At Think, IBM CEO Ginni Rometty pitches digital reinvention 2.0
IBM Corp.’s flagship technology conference Think in San Francisco attracted 30,000 people this week and, by midafternoon on Tuesday, it appeared that every single one of them was trying to enter the convention hall where Chief Executive Ginni Rometty was scheduled to deliver a major address.
After getting a closeup view of the traffic-snarled streets and lines that snaked around the block on her way into the venue, Rometty (pictured) took the stage and immediately declared, “This is the closest I’m ever going to feel to having an iPhone launch.”
The line received a hearty laugh from the packed hall of attendees, who know Apple occupies another plane of marketing existence than IBM, but it carried an appropriate message as well. IBM events may not reach the pandemonium that greets an Apple Inc. announcement, but on the other hand, it’s clear that the enterprise computing Big Blue represents is only gaining in importance in the cloud era.
“We are all standing at the beginning of chapter two of this digital reinvention,” Rometty said. “Chapter two in my mind will be enterprise-driven.”
Move into multicloud
For IBM, that reinvention started with $34 billion, the amount the company paid in October to purchase the open-source software and technology company Red Hat Inc. The acquisition was viewed by some observers as IBM’s move to gain a foothold in the multicloud world through partnership, but details on precisely how the two companies would integrate portfolios and progress forward have been sketchy at best. Shareholders greenlighted the acquisition last month, but the deal may not officially close until the second half of this year.
Rometty was joined on the keynote stage by Red Hat CEO Jim Whitehurst and the two engaged in a conversation that provided a few hints but did not yield any major announcements.
Red Hat has played a significant role in the open-source world, and many of the tools designed to process and transfer data at the edge are being developed in this ecosystem. As a result, IBM could be poised to capitalize on the move toward edge computing and growth in the world of containers, the software capsules that allow applications to run on multiple kinds of computers and operating systems.
Whitehurst addressed this potential in his brief remarks, speaking about Linux and the rise of containerized services. “That is where the vast amount of innovation is happening,” he said, using data-generating autonomous cars as a prime example of how Red Hat and IBM could combine forces to write a new chapter in infrastructure at the edge. “The combination of what we can do together is really exciting.”

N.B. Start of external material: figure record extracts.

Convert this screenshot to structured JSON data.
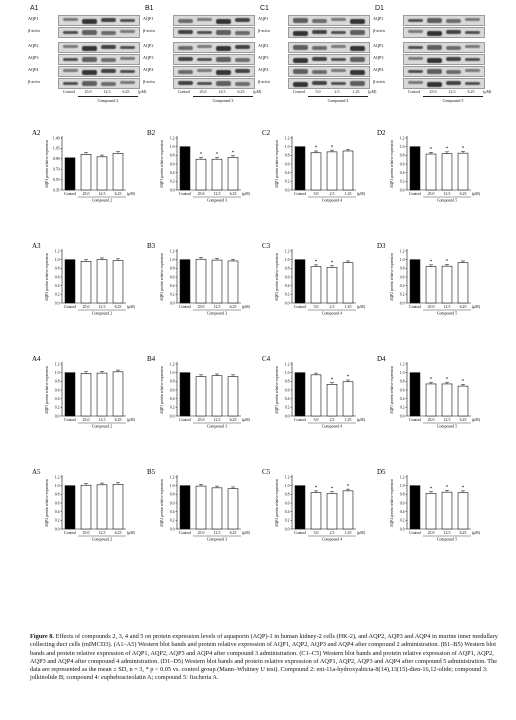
{
  "blot_rows": [
    "AQP1",
    "β-actin",
    "AQP2",
    "AQP3",
    "AQP4",
    "β-actin"
  ],
  "blot_columns": [
    {
      "panel": "A1",
      "lanes": [
        "Control",
        "25.0",
        "12.5",
        "6.25"
      ],
      "unit": "(μM)",
      "group": "Compound 2"
    },
    {
      "panel": "B1",
      "lanes": [
        "Control",
        "25.0",
        "12.5",
        "6.25"
      ],
      "unit": "(μM)",
      "group": "Compound 3"
    },
    {
      "panel": "C1",
      "lanes": [
        "Control",
        "5.0",
        "2.5",
        "1.25"
      ],
      "unit": "(μM)",
      "group": "Compound 4"
    },
    {
      "panel": "D1",
      "lanes": [
        "Control",
        "25.0",
        "12.5",
        "6.25"
      ],
      "unit": "(μM)",
      "group": "Compound 5"
    }
  ],
  "chart_data": [
    {
      "panel": "A2",
      "type": "bar",
      "ylabel": "AQP1 protein relative expression",
      "categories": [
        "Control",
        "25.0",
        "12.5",
        "6.25"
      ],
      "values": [
        1.0,
        1.07,
        1.02,
        1.09
      ],
      "ylim": [
        0.35,
        1.4
      ],
      "yticks": [
        "0.35",
        "0.55",
        "0.70",
        "0.90",
        "1.05",
        "1.40"
      ],
      "stars": [
        false,
        false,
        false,
        false
      ],
      "group": "Compound 2",
      "unit": "(μM)"
    },
    {
      "panel": "B2",
      "type": "bar",
      "ylabel": "AQP1 protein relative expression",
      "categories": [
        "Control",
        "25.0",
        "12.5",
        "6.25"
      ],
      "values": [
        1.0,
        0.71,
        0.71,
        0.75
      ],
      "ylim": [
        0,
        1.2
      ],
      "yticks": [
        "0.0",
        "0.2",
        "0.4",
        "0.6",
        "0.8",
        "1.0",
        "1.2"
      ],
      "stars": [
        false,
        true,
        true,
        true
      ],
      "group": "Compound 3",
      "unit": "(μM)"
    },
    {
      "panel": "C2",
      "type": "bar",
      "ylabel": "AQP1 protein relative expression",
      "categories": [
        "Control",
        "5.0",
        "2.5",
        "1.25"
      ],
      "values": [
        1.0,
        0.86,
        0.88,
        0.9
      ],
      "ylim": [
        0,
        1.2
      ],
      "yticks": [
        "0.0",
        "0.2",
        "0.4",
        "0.6",
        "0.8",
        "1.0",
        "1.2"
      ],
      "stars": [
        false,
        true,
        true,
        false
      ],
      "group": "Compound 4",
      "unit": "(μM)"
    },
    {
      "panel": "D2",
      "type": "bar",
      "ylabel": "AQP1 protein relative expression",
      "categories": [
        "Control",
        "25.0",
        "12.5",
        "6.25"
      ],
      "values": [
        1.0,
        0.83,
        0.84,
        0.85
      ],
      "ylim": [
        0,
        1.2
      ],
      "yticks": [
        "0.0",
        "0.2",
        "0.4",
        "0.6",
        "0.8",
        "1.0",
        "1.2"
      ],
      "stars": [
        false,
        true,
        true,
        true
      ],
      "group": "Compound 5",
      "unit": "(μM)"
    },
    {
      "panel": "A3",
      "type": "bar",
      "ylabel": "AQP2 protein relative expression",
      "categories": [
        "Control",
        "25.0",
        "12.5",
        "6.25"
      ],
      "values": [
        1.0,
        0.96,
        1.0,
        0.98
      ],
      "ylim": [
        0,
        1.2
      ],
      "yticks": [
        "0.0",
        "0.2",
        "0.4",
        "0.6",
        "0.8",
        "1.0",
        "1.2"
      ],
      "stars": [
        false,
        false,
        false,
        false
      ],
      "group": "Compound 2",
      "unit": "(μM)"
    },
    {
      "panel": "B3",
      "type": "bar",
      "ylabel": "AQP2 protein relative expression",
      "categories": [
        "Control",
        "25.0",
        "12.5",
        "6.25"
      ],
      "values": [
        1.0,
        1.01,
        0.99,
        0.97
      ],
      "ylim": [
        0,
        1.2
      ],
      "yticks": [
        "0.0",
        "0.2",
        "0.4",
        "0.6",
        "0.8",
        "1.0",
        "1.2"
      ],
      "stars": [
        false,
        false,
        false,
        false
      ],
      "group": "Compound 3",
      "unit": "(μM)"
    },
    {
      "panel": "C3",
      "type": "bar",
      "ylabel": "AQP2 protein relative expression",
      "categories": [
        "Control",
        "5.0",
        "2.5",
        "1.25"
      ],
      "values": [
        1.0,
        0.84,
        0.82,
        0.93
      ],
      "ylim": [
        0,
        1.2
      ],
      "yticks": [
        "0.0",
        "0.2",
        "0.4",
        "0.6",
        "0.8",
        "1.0",
        "1.2"
      ],
      "stars": [
        false,
        true,
        true,
        false
      ],
      "group": "Compound 4",
      "unit": "(μM)"
    },
    {
      "panel": "D3",
      "type": "bar",
      "ylabel": "AQP2 protein relative expression",
      "categories": [
        "Control",
        "25.0",
        "12.5",
        "6.25"
      ],
      "values": [
        1.0,
        0.84,
        0.85,
        0.93
      ],
      "ylim": [
        0,
        1.2
      ],
      "yticks": [
        "0.0",
        "0.2",
        "0.4",
        "0.6",
        "0.8",
        "1.0",
        "1.2"
      ],
      "stars": [
        false,
        true,
        true,
        false
      ],
      "group": "Compound 5",
      "unit": "(μM)"
    },
    {
      "panel": "A4",
      "type": "bar",
      "ylabel": "AQP3 protein relative expression",
      "categories": [
        "Control",
        "25.0",
        "12.5",
        "6.25"
      ],
      "values": [
        1.0,
        0.98,
        0.99,
        1.02
      ],
      "ylim": [
        0,
        1.2
      ],
      "yticks": [
        "0.0",
        "0.2",
        "0.4",
        "0.6",
        "0.8",
        "1.0",
        "1.2"
      ],
      "stars": [
        false,
        false,
        false,
        false
      ],
      "group": "Compound 2",
      "unit": "(μM)"
    },
    {
      "panel": "B4",
      "type": "bar",
      "ylabel": "AQP3 protein relative expression",
      "categories": [
        "Control",
        "25.0",
        "12.5",
        "6.25"
      ],
      "values": [
        1.0,
        0.91,
        0.93,
        0.91
      ],
      "ylim": [
        0,
        1.2
      ],
      "yticks": [
        "0.0",
        "0.2",
        "0.4",
        "0.6",
        "0.8",
        "1.0",
        "1.2"
      ],
      "stars": [
        false,
        false,
        false,
        false
      ],
      "group": "Compound 3",
      "unit": "(μM)"
    },
    {
      "panel": "C4",
      "type": "bar",
      "ylabel": "AQP3 protein relative expression",
      "categories": [
        "Control",
        "5.0",
        "2.5",
        "1.25"
      ],
      "values": [
        1.0,
        0.95,
        0.73,
        0.79
      ],
      "ylim": [
        0,
        1.2
      ],
      "yticks": [
        "0.0",
        "0.2",
        "0.4",
        "0.6",
        "0.8",
        "1.0",
        "1.2"
      ],
      "stars": [
        false,
        false,
        true,
        true
      ],
      "group": "Compound 4",
      "unit": "(μM)"
    },
    {
      "panel": "D4",
      "type": "bar",
      "ylabel": "AQP3 protein relative expression",
      "categories": [
        "Control",
        "25.0",
        "12.5",
        "6.25"
      ],
      "values": [
        1.0,
        0.74,
        0.74,
        0.69
      ],
      "ylim": [
        0,
        1.2
      ],
      "yticks": [
        "0.0",
        "0.2",
        "0.4",
        "0.6",
        "0.8",
        "1.0",
        "1.2"
      ],
      "stars": [
        false,
        true,
        true,
        true
      ],
      "group": "Compound 5",
      "unit": "(μM)"
    },
    {
      "panel": "A5",
      "type": "bar",
      "ylabel": "AQP4 protein relative expression",
      "categories": [
        "Control",
        "25.0",
        "12.5",
        "6.25"
      ],
      "values": [
        1.0,
        1.01,
        1.02,
        1.03
      ],
      "ylim": [
        0,
        1.2
      ],
      "yticks": [
        "0.0",
        "0.2",
        "0.4",
        "0.6",
        "0.8",
        "1.0",
        "1.2"
      ],
      "stars": [
        false,
        false,
        false,
        false
      ],
      "group": "Compound 2",
      "unit": "(μM)"
    },
    {
      "panel": "B5",
      "type": "bar",
      "ylabel": "AQP4 protein relative expression",
      "categories": [
        "Control",
        "25.0",
        "12.5",
        "6.25"
      ],
      "values": [
        1.0,
        0.99,
        0.95,
        0.93
      ],
      "ylim": [
        0,
        1.2
      ],
      "yticks": [
        "0.0",
        "0.2",
        "0.4",
        "0.6",
        "0.8",
        "1.0",
        "1.2"
      ],
      "stars": [
        false,
        false,
        false,
        false
      ],
      "group": "Compound 3",
      "unit": "(μM)"
    },
    {
      "panel": "C5",
      "type": "bar",
      "ylabel": "AQP4 protein relative expression",
      "categories": [
        "Control",
        "5.0",
        "2.5",
        "1.25"
      ],
      "values": [
        1.0,
        0.84,
        0.82,
        0.88
      ],
      "ylim": [
        0,
        1.2
      ],
      "yticks": [
        "0.0",
        "0.2",
        "0.4",
        "0.6",
        "0.8",
        "1.0",
        "1.2"
      ],
      "stars": [
        false,
        true,
        true,
        true
      ],
      "group": "Compound 4",
      "unit": "(μM)"
    },
    {
      "panel": "D5",
      "type": "bar",
      "ylabel": "AQP4 protein relative expression",
      "categories": [
        "Control",
        "25.0",
        "12.5",
        "6.25"
      ],
      "values": [
        1.0,
        0.82,
        0.85,
        0.84
      ],
      "ylim": [
        0,
        1.2
      ],
      "yticks": [
        "0.0",
        "0.2",
        "0.4",
        "0.6",
        "0.8",
        "1.0",
        "1.2"
      ],
      "stars": [
        false,
        true,
        true,
        true
      ],
      "group": "Compound 5",
      "unit": "(μM)"
    }
  ],
  "caption": {
    "figure_label": "Figure 8.",
    "text": "Effects of compounds 2, 3, 4 and 5 on protein expression levels of aquaporin (AQP)-1 in human kidney-2 cells (HK-2), and AQP2, AQP3 and AQP4 in murine inner medullary collecting duct cells (mIMCD3). (A1–A5) Western blot bands and protein relative expression of AQP1, AQP2, AQP3 and AQP4 after compound 2 administration. (B1–B5) Western blot bands and protein relative expression of AQP1, AQP2, AQP3 and AQP4 after compound 3 administration. (C1–C5) Western blot bands and protein relative expression of AQP1, AQP2, AQP3 and AQP4 after compound 4 administration. (D1–D5) Western blot bands and protein relative expression of AQP1, AQP2, AQP3 and AQP4 after compound 5 administration. The data are represented as the mean ± SD, n = 3, * p < 0.05 vs. control group (Mann–Whitney U test). Compound 2: ent-11a-hydroxyabicta-8(14),13(15)-dien-16,12-olide; compound 3: jolkinolide B; compound 4: euphebracteolatin A; compound 5: fischeria A."
  }
}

Whitehurst also described his belief that the technologies powered by his company’s open-source tools hold enormous potential for the future of enterprise computing. “The real value is when your data and processes that you have can leverage this set of technologies,” he said. “What we try to do is make open innovation consumable for enterprise.”
Major focus on AI
If specifics about the integration of Red Hat into IBM’s business plan may have been in short supply on Tuesday, Rometty and her company had plenty to say about artificial intelligence. During the first two days of the conference, IBM made several AI-related announcements, the most significant of which was that Watson will be made available for use on any cloud.
“This is in response to what you told us about data,” Rometty said in reference to customer feedback seeking flexibility to move information between cloud platforms. “This will be the most open, scalable AI for business in the world.”
Rometty also teased the audience with an allusion to AI research at IBM. Last week, the company announced plans to open a research hub dedicated to the development of next-generation AI hardware.
“The biggest thing we’re working on is how to get AI to learn with less data,” said Rometty, who also indicated that additional research-related AI news was “soon to be coming out.”
Trusted and scalable
Rometty took time to articulate her vision for the AI industry in general. In addition to the core research that IBM is conducting to improve AI tools, the company is also focused on what Rometty described as “Trusted AI” and “Scaling AI.”
Mindful of the hit the technology industry has taken recently over the loss and misuse of user data, IBM recently launched a software service to scan systems using AI for bias detection. “Being trusted means to repair society, to live and work in this age so that no one is left behind,” she said.
IBM also announced this week that it would merge its PowerAI server line with Watson to accelerate machine learning training. The company’s announcement claimed a 46 times acceleration rate through this move, but IBM had bigger plans for future advancement.
“This is AI to automate AI,” Rometty said. “Our aim is to make it a thousand times more efficient to do this.”
The rollout of new AI tools and the promise of Red Hat’s open-source technology to reshape the enterprise signifies IBM’s interest in being a big part of the computing conversation in the years ahead.
But it will be a challenge, and not just because of all the competition from cloud giants such as Amazon Web Services Inc. and Microsoft Corp. Many enterprises are still grappling with the complexities of cloud computing on which Rometty is betting IBM’s future. Bernard Tyson, chairman and CEO of Kaiser Permanente, for example, went slightly off-script in his own conversation with Rometty on Tuesday.
“Now I think I know everything about the cloud,” Tyson said. “I still don’t quite get it.”